The undersigned hereby grants to each such attorney-in-fact full power and authority to do and perform any and every act and thing whatsoever requisite, necessary, or proper to be done in the exercise of any of the rights and powers herein granted, as fully to all intents and purposes as the undersigned might or could do if personally present, with full power of substitution or revocation, hereby ratifying and confirming all that such attorney-in-fact, or such attorney-in-fact’s substitute or substitutes, shall lawfully do or cause to be done by virtue of this Power of Attorney and the rights and powers herein granted.

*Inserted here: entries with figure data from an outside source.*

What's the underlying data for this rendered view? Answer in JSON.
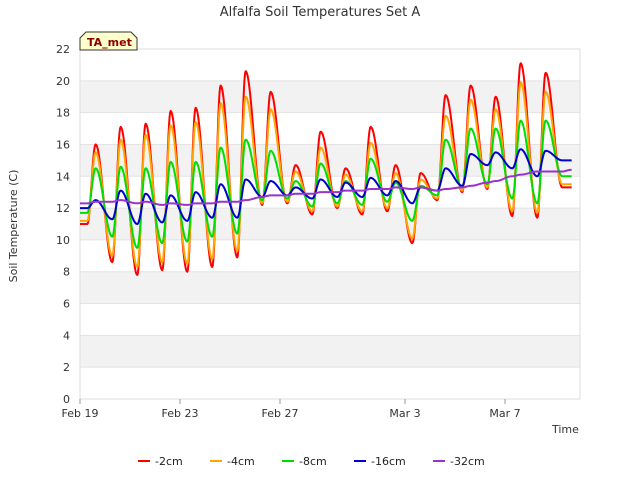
{
  "chart_data": {
    "type": "line",
    "title": "Alfalfa Soil Temperatures Set A",
    "xlabel": "Time",
    "ylabel": "Soil Temperature (C)",
    "badge": "TA_met",
    "ylim": [
      0,
      22
    ],
    "yticks": [
      0,
      2,
      4,
      6,
      8,
      10,
      12,
      14,
      16,
      18,
      20,
      22
    ],
    "xlim": [
      "2024-02-19",
      "2024-03-10"
    ],
    "xticks": [
      {
        "date": "2024-02-19",
        "label": "Feb 19"
      },
      {
        "date": "2024-02-23",
        "label": "Feb 23"
      },
      {
        "date": "2024-02-27",
        "label": "Feb 27"
      },
      {
        "date": "2024-03-03",
        "label": "Mar 3"
      },
      {
        "date": "2024-03-07",
        "label": "Mar 7"
      }
    ],
    "grid": "horizontal bands",
    "legend_position": "bottom",
    "x": [
      "2024-02-19",
      "2024-02-20",
      "2024-02-21",
      "2024-02-22",
      "2024-02-23",
      "2024-02-24",
      "2024-02-25",
      "2024-02-26",
      "2024-02-27",
      "2024-02-28",
      "2024-02-29",
      "2024-03-01",
      "2024-03-02",
      "2024-03-03",
      "2024-03-04",
      "2024-03-05",
      "2024-03-06",
      "2024-03-07",
      "2024-03-08",
      "2024-03-09"
    ],
    "series": [
      {
        "name": "-2cm",
        "color": "#ff0000",
        "min": [
          11.0,
          8.6,
          7.8,
          8.1,
          8.0,
          8.3,
          8.9,
          12.2,
          12.3,
          11.6,
          12.0,
          11.6,
          11.8,
          9.8,
          12.5,
          13.0,
          13.2,
          11.5,
          11.4,
          13.3
        ],
        "max": [
          16.0,
          17.1,
          17.3,
          18.1,
          18.3,
          19.7,
          20.6,
          19.3,
          14.7,
          16.8,
          14.5,
          17.1,
          14.7,
          14.2,
          19.1,
          19.7,
          19.0,
          21.1,
          20.5,
          13.3
        ]
      },
      {
        "name": "-4cm",
        "color": "#ffa500",
        "min": [
          11.2,
          9.0,
          8.3,
          8.6,
          8.5,
          8.8,
          9.3,
          12.3,
          12.4,
          11.8,
          12.1,
          11.8,
          12.0,
          10.1,
          12.6,
          13.1,
          13.3,
          11.8,
          11.7,
          13.5
        ],
        "max": [
          15.5,
          16.3,
          16.6,
          17.2,
          17.4,
          18.6,
          19.0,
          18.2,
          14.3,
          15.8,
          14.1,
          16.1,
          14.2,
          13.8,
          17.8,
          18.8,
          18.2,
          19.9,
          19.3,
          13.5
        ]
      },
      {
        "name": "-8cm",
        "color": "#00dd00",
        "min": [
          11.7,
          10.2,
          9.5,
          9.8,
          9.9,
          10.2,
          10.4,
          12.5,
          12.6,
          12.1,
          12.3,
          12.2,
          12.4,
          11.2,
          12.8,
          13.3,
          13.5,
          12.6,
          12.3,
          14.0
        ],
        "max": [
          14.5,
          14.6,
          14.5,
          14.9,
          14.9,
          15.8,
          16.3,
          15.6,
          13.7,
          14.8,
          13.7,
          15.1,
          13.6,
          13.4,
          16.3,
          17.0,
          17.0,
          17.5,
          17.5,
          14.0
        ]
      },
      {
        "name": "-16cm",
        "color": "#0000cc",
        "min": [
          12.0,
          11.3,
          11.0,
          11.1,
          11.2,
          11.4,
          11.4,
          12.7,
          12.8,
          12.6,
          12.7,
          12.7,
          12.8,
          12.3,
          13.1,
          13.4,
          14.7,
          14.5,
          14.0,
          15.0
        ],
        "max": [
          12.5,
          13.1,
          12.9,
          12.8,
          13.0,
          13.5,
          13.8,
          13.7,
          13.3,
          13.8,
          13.6,
          13.9,
          13.7,
          13.3,
          14.5,
          15.4,
          15.5,
          15.7,
          15.6,
          15.0
        ]
      },
      {
        "name": "-32cm",
        "color": "#9933cc",
        "min": [
          12.3,
          12.4,
          12.3,
          12.2,
          12.2,
          12.3,
          12.4,
          12.7,
          12.8,
          12.9,
          13.0,
          13.1,
          13.2,
          13.2,
          13.1,
          13.3,
          13.6,
          14.0,
          14.3,
          14.3
        ],
        "max": [
          12.4,
          12.5,
          12.4,
          12.3,
          12.3,
          12.4,
          12.5,
          12.8,
          12.9,
          13.0,
          13.1,
          13.2,
          13.3,
          13.3,
          13.2,
          13.4,
          13.7,
          14.1,
          14.3,
          14.4
        ]
      }
    ]
  }
}
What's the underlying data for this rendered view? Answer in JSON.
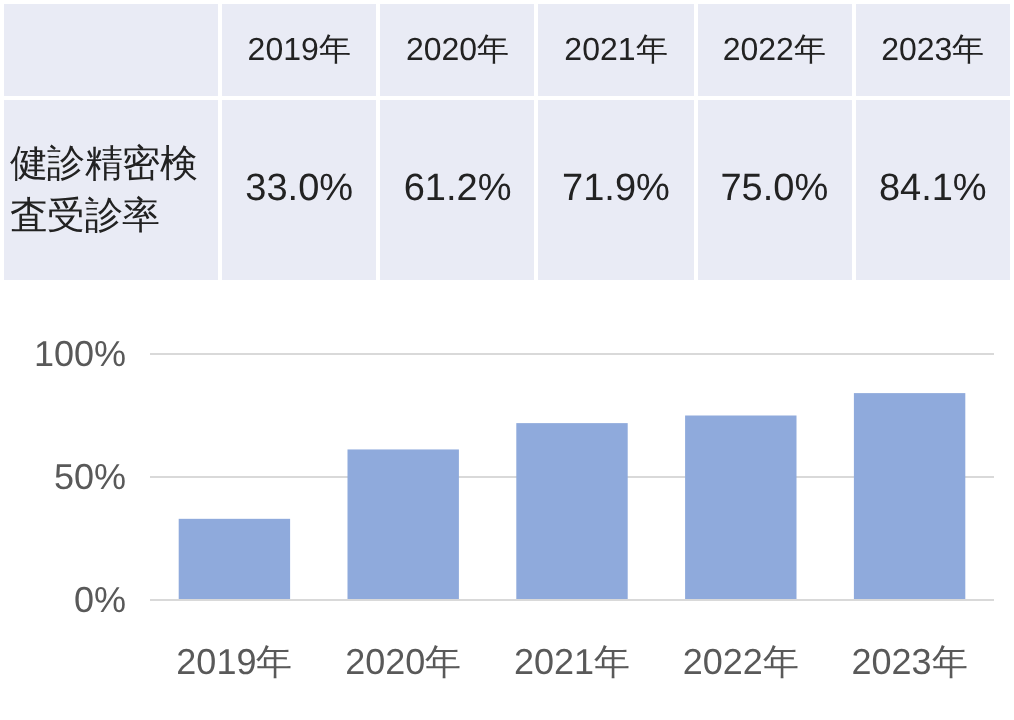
{
  "chart_data": {
    "type": "bar",
    "categories": [
      "2019年",
      "2020年",
      "2021年",
      "2022年",
      "2023年"
    ],
    "series": [
      {
        "name": "健診精密検査受診率",
        "color": "#8faadc",
        "values": [
          33.0,
          61.2,
          71.9,
          75.0,
          84.1
        ],
        "value_labels": [
          "33.0%",
          "61.2%",
          "71.9%",
          "75.0%",
          "84.1%"
        ]
      }
    ],
    "ylim": [
      0,
      100
    ],
    "yticks": [
      {
        "value": 0,
        "label": "0%"
      },
      {
        "value": 50,
        "label": "50%"
      },
      {
        "value": 100,
        "label": "100%"
      }
    ],
    "grid": "y"
  }
}
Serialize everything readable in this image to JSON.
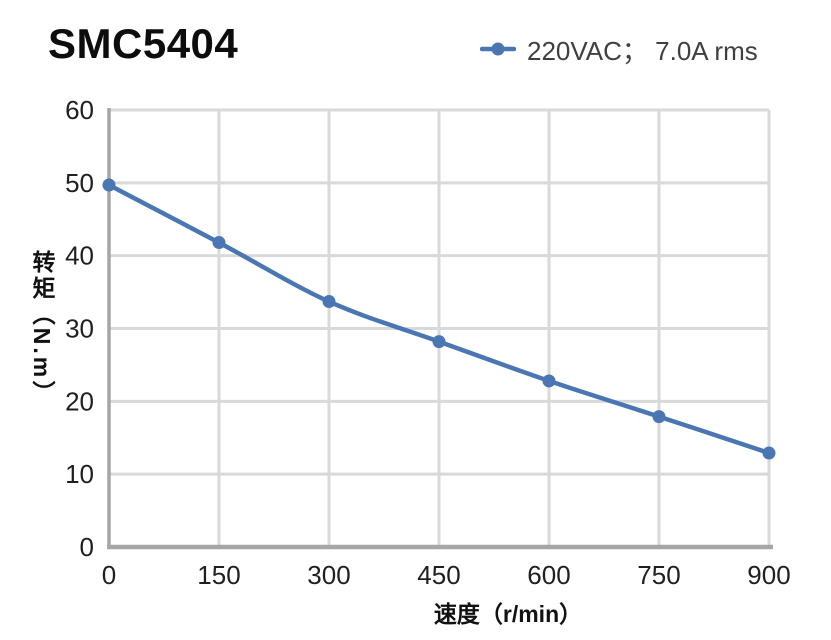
{
  "header": {
    "title": "SMC5404"
  },
  "legend": {
    "label": "220VAC； 7.0A rms",
    "marker_icon": "line-dot-marker",
    "color": "#4A77B4"
  },
  "chart_data": {
    "type": "line",
    "title": "SMC5404",
    "x": [
      0,
      150,
      300,
      450,
      600,
      750,
      900
    ],
    "series": [
      {
        "name": "220VAC； 7.0A rms",
        "color": "#4A77B4",
        "values": [
          49.7,
          41.8,
          33.7,
          28.2,
          22.8,
          17.9,
          12.9
        ]
      }
    ],
    "xlabel": "速度（r/min）",
    "ylabel": "转矩（N.m）",
    "xlim": [
      0,
      900
    ],
    "ylim": [
      0,
      60
    ],
    "x_ticks": [
      0,
      150,
      300,
      450,
      600,
      750,
      900
    ],
    "y_ticks": [
      0,
      10,
      20,
      30,
      40,
      50,
      60
    ],
    "grid": true,
    "smooth": true,
    "legend_position": "top-right",
    "colors": {
      "line": "#4A77B4",
      "grid": "#D9D9D9",
      "axis": "#A6A6A6",
      "tick_text": "#1F1F1F",
      "legend_text": "#3F3F3F"
    }
  }
}
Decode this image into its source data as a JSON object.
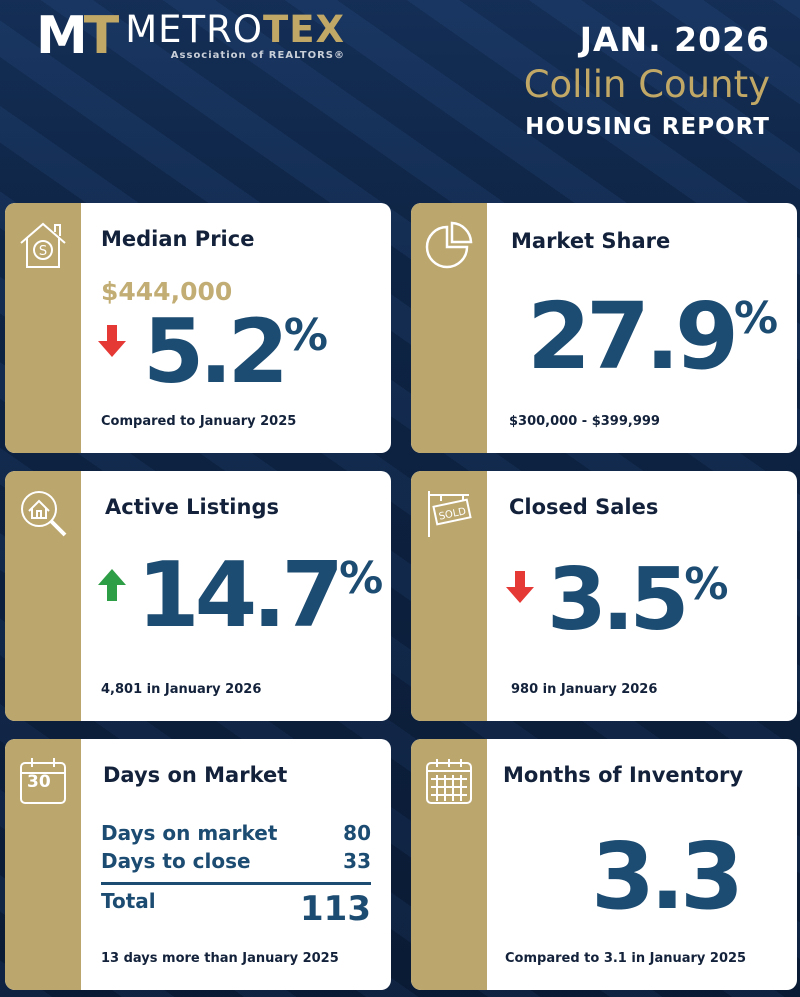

The undersigned acknowledges that the foregoing attorneys-in-fact, in serving in such capacity at the request of the undersigned, are not assuming, nor is the Company assuming, any of the undersigned’s responsibilities to comply with Section 16 or Regulation 13D-G of the Securities Exchange Act of 1934, as amended. The undersigned hereby agrees to indemnify the attorney-in-fact and the Company from and against any demand, damage, loss, cost or expense arising from any false or misleading information provided by the undersigned to the attorney-in-fact.

 

This Power of Attorney shall remain in full force and effect until the undersigned is no longer required to file Forms 3, 4 and 5 with respect to the undersigned’s holdings of and transactions in securities issued by the Company, unless earlier revoked by the undersigned in a signed writing delivered to the foregoing attorneys-in-fact. This Power of Attorney may be filed with the United States Securities and Exchange Commission as a confirming statement of the authority granted herein. This Power of Attorney supersedes any prior power of attorney in connection with the undersigned’s capacity as an officer and/or director of the Company. This Power of Attorney shall expire as to any individual attorney-in-fact if such attorney-in-fact ceases to be an executive officer of the Company.

 

IN WITNESS WHEREOF, the undersigned has caused this Power of Attorney to be executed as of this 26th day of January, 2021.